Butterfly City

#Review: Butterfly City

Butterfly City is a noble attempt to tell the story of Visaginas, it just lacks energy and spirit, much like the city itself.
Direction
Cinematography
Score
Story
Reader Rating0 Votes
3

Anyone who has travelled and studied or worked in a foreign country has, at one time or another, felt the pangs of homesickness. A gnawing feeling of anxiety, mild as it may be, about being far away from the place you grew up in, from the comfort and safety of wherever you call home. Visaginas is an accidental case study in what would happen if an entire city were to experience those feelings of anxiety simultaneously.

Built just 40 something years ago in Lithuania, Visaginas was to be a gateway between the USSR and western Europe, marrying the best of both cultures. An entire city constructed with a colossal nuclear power plant at its epicentre, populated by Russian migrant workers and designed in the shape of a butterfly. Fast forward in time and Lithuania has gained independence from Russia. One of the conditions of the country joining the EU was that the nuclear power plant had to go. Overnight, 5,000 Russians found themselves unemployed. As many as 30,000 more felt the impact as the main source of income in the city began to shut down. They became stranded in a city with no prospects, in a country where the seeds of mistrust of Russians had long since been sown.

Butterfly City

A native Lithuanian born to Russian parents, director Olga Černovaitė felt that the story of Visaginas was one that needed to be told and from her time there interviewing some of its citizens, Butterfly City was created. At it’s best it’s a tale of identity and disenfranchisement. Of how important a sense of belonging can be and what can happen when someone is stripped of that. While the characters who pop up along the journey are certainly interesting enough to want to delve into, the film doesn’t tell their story in as meaningful a way as it could, barely scratching the surface of the emotional impact of their predicament.

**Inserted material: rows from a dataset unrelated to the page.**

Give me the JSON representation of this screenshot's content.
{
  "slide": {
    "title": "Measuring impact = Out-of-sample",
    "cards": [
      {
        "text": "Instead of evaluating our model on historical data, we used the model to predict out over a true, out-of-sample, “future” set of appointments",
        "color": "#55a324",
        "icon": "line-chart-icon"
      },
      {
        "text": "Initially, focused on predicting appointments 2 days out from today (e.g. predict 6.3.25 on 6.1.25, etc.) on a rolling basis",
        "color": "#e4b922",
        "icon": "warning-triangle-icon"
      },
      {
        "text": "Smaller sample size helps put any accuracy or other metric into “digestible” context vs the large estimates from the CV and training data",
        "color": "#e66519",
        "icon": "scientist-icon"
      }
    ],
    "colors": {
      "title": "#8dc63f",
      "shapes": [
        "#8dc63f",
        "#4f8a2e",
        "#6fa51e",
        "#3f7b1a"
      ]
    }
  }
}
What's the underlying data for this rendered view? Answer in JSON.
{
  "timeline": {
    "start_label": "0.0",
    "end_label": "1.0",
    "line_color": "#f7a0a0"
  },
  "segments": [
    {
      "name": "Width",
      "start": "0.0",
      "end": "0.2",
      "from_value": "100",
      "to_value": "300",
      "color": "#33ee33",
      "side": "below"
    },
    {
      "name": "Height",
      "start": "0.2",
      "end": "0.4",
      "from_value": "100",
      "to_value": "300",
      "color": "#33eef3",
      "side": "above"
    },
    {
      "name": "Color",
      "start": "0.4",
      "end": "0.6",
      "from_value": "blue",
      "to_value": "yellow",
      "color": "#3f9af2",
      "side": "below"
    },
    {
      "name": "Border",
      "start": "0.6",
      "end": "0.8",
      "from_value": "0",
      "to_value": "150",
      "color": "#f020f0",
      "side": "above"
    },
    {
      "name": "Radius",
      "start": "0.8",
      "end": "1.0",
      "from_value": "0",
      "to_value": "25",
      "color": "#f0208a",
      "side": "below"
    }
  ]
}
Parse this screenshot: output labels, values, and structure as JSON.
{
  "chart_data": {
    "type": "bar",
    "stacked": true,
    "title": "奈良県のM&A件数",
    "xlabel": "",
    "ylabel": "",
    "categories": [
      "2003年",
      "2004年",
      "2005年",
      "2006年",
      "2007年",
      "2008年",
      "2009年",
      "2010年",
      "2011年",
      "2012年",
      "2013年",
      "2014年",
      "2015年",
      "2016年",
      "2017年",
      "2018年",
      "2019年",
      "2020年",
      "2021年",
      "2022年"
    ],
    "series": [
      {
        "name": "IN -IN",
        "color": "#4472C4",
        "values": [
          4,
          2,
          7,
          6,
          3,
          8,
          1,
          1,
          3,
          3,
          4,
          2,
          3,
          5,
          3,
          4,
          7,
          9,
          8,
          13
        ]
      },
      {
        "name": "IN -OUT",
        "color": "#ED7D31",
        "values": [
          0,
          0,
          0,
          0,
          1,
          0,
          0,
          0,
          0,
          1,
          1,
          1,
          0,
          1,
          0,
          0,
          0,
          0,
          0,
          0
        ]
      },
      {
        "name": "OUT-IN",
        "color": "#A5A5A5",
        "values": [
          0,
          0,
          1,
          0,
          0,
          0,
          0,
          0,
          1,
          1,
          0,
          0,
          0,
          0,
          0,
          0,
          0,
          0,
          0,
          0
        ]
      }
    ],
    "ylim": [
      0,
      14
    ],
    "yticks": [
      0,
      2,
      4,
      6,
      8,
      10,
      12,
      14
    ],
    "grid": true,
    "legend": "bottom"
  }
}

The film as a whole could benefit from being pared down and there’s a sense that it may have been a more coherent and intimate piece if the stories of all the characters were told as a series of individual vignettes. Butterfly City is disjointed and uneven, lacking any real drama or impact and it’s a shame because there is undoubtedly some fantastic raw material there and Olga Černovaitė has done fantastic work in unearthing the story of the rise and decline of life there.

Visaginas is a genuine oddity, a place that was built by one generation of workers whose own kids are currently employed in shutting it back down. It’s a relic of political change and upheaval; a quietly decaying indictment of how the demise of the USSR has led to some it’s former citizens feeling abandoned and hopeless. Butterfly City is a noble attempt to tell the story of Visaginas, it just lacks energy and spirit, much like the city itself.